29 September 2013
Respected seniors and my dear fellow mates, I have a query.
A husband having a pension income (tax bracket 10%) wants to give his wife Rs. 10, 00,000 /- (Ten lakh rupees). Wife is a home maker and non-filer of income tax. Now how the husband can give the amount to wife so that to avoid clubbing of income from the income earned from that money.
I understand some points:
1. That if the wife put the money in fixed deposit then the interest so earned will be clubbed with the husband’s income. So, cannot do that.
2. Again, I think loan to wife is not valid as he doesn’t have the license to do that, i.e.against RBI provisions and charging interest for the same will contravene the provisions of PML Act, 2002. Though, vide argument, if it is valid, please quote the section of the I.T.Act, 1961 or cite a case history.

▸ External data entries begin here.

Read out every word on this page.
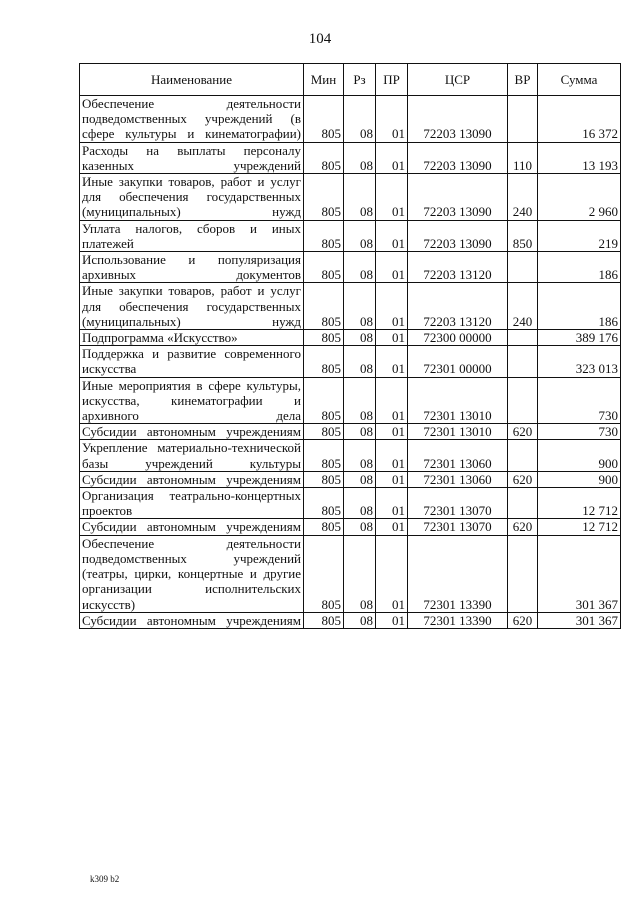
104
Наименование	Мин	Рз	ПР	ЦСР	ВР	Сумма
Обеспечение деятельности подведомственных учреждений (в сфере культуры и кинематографии)	805	08	01	72203 13090		16 372
Расходы на выплаты персоналу казенных учреждений	805	08	01	72203 13090	110	13 193
Иные закупки товаров, работ и услуг для обеспечения государственных (муниципальных) нужд	805	08	01	72203 13090	240	2 960
Уплата налогов, сборов и иных платежей	805	08	01	72203 13090	850	219
Использование и популяризация архивных документов	805	08	01	72203 13120		186
Иные закупки товаров, работ и услуг для обеспечения государственных (муниципальных) нужд	805	08	01	72203 13120	240	186
Подпрограмма «Искусство»	805	08	01	72300 00000		389 176
Поддержка и развитие современного искусства	805	08	01	72301 00000		323 013
Иные мероприятия в сфере культуры, искусства, кинематографии и архивного дела	805	08	01	72301 13010		730
Субсидии автономным учреждениям	805	08	01	72301 13010	620	730
Укрепление материально-технической базы учреждений культуры	805	08	01	72301 13060		900
Субсидии автономным учреждениям	805	08	01	72301 13060	620	900
Организация театрально-концертных проектов	805	08	01	72301 13070		12 712
Субсидии автономным учреждениям	805	08	01	72301 13070	620	12 712
Обеспечение деятельности подведомственных учреждений (театры, цирки, концертные и другие организации исполнительских искусств)	805	08	01	72301 13390		301 367
Субсидии автономным учреждениям	805	08	01	72301 13390	620	301 367
k309 b2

3. Jewellery, the wife does not have much so as to fulfill the term of “adequate consideration” which she could have given to her husband.
4. Only Left is PPF. If the wife puts the money in PPF then that is the only way, I think, to save the full interest so earned from that money and it wont be clubbed.
Any other way by which the money can be transferred by the husband to the wife and she can invest by which the income which will be derived will not be clubbed with the husband’s income?
Any other valuable tips. Please comment. Need your advice and suggestions asap. And correct me if I am wrong with the above mentioned points.
29 September 2013
You can use option 2, u dont need a licence to lend!!
PPF is not the only option. You can invest in equity mutual funds too and hold for more than 1 year. investment in any tax free avenue will take care of clubbing.